In their report, HiddenLayer researchers Eoin Wickens and Kasimir Schulz wrote that “it’s possible to send malicious pull requests with attacker-controlled data from the Hugging Face service to any repository on the platform, as well as hijack any models that are submitted through the conversion service.”
They were able to do this by using a hijacked PyTorch model that the service bot associated with Safetensors would convert, which would let the hackers request changes to any repository on the Hugging Face platform by impersonating the conversion bot. In addition, they wrote that “it is possible to persist malicious code inside the service so that models are hijacked automatically as they are converted.”
The code for the conversion service is run on Hugging Face servers, but the system is containerized in Hugging Face Spaces, where any platform user can run code, Wickins and Schulz wrote.
They noted that some of the most popular serialization formats are vulnerable to arbitrary code execution, including Pickle, a format that is key to the PyTorch library. Hugging Face created Safetensors as a more security serialization format than Pickle and a bulwark against supply-chain risks.

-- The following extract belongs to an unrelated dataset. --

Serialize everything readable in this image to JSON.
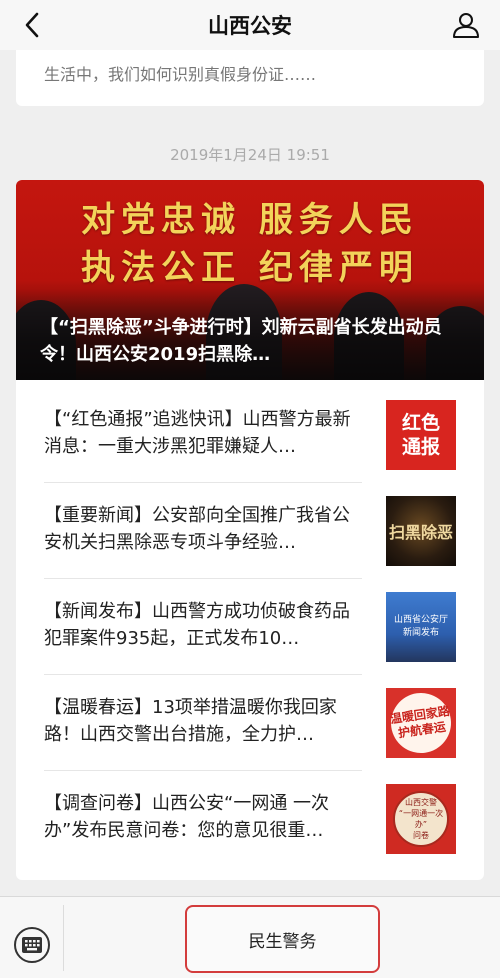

The conversion service was created to convert any PyTorch model in the repository into a Safetensor model through a pull request.
To test the Safetensors environment and prove their theory, the researchers created a malicious PyTorch binary and deployed it on a local version of the conversion service rather on the live service. They noted that the Safetensors conversion bot was designed to protect the more than 500,000 models uploaded to the Hugging Face platform, but said they proved it could be hijacked.
Wickins and Schulz wrote that they alerted Hugging Face to the issue before publishing the report.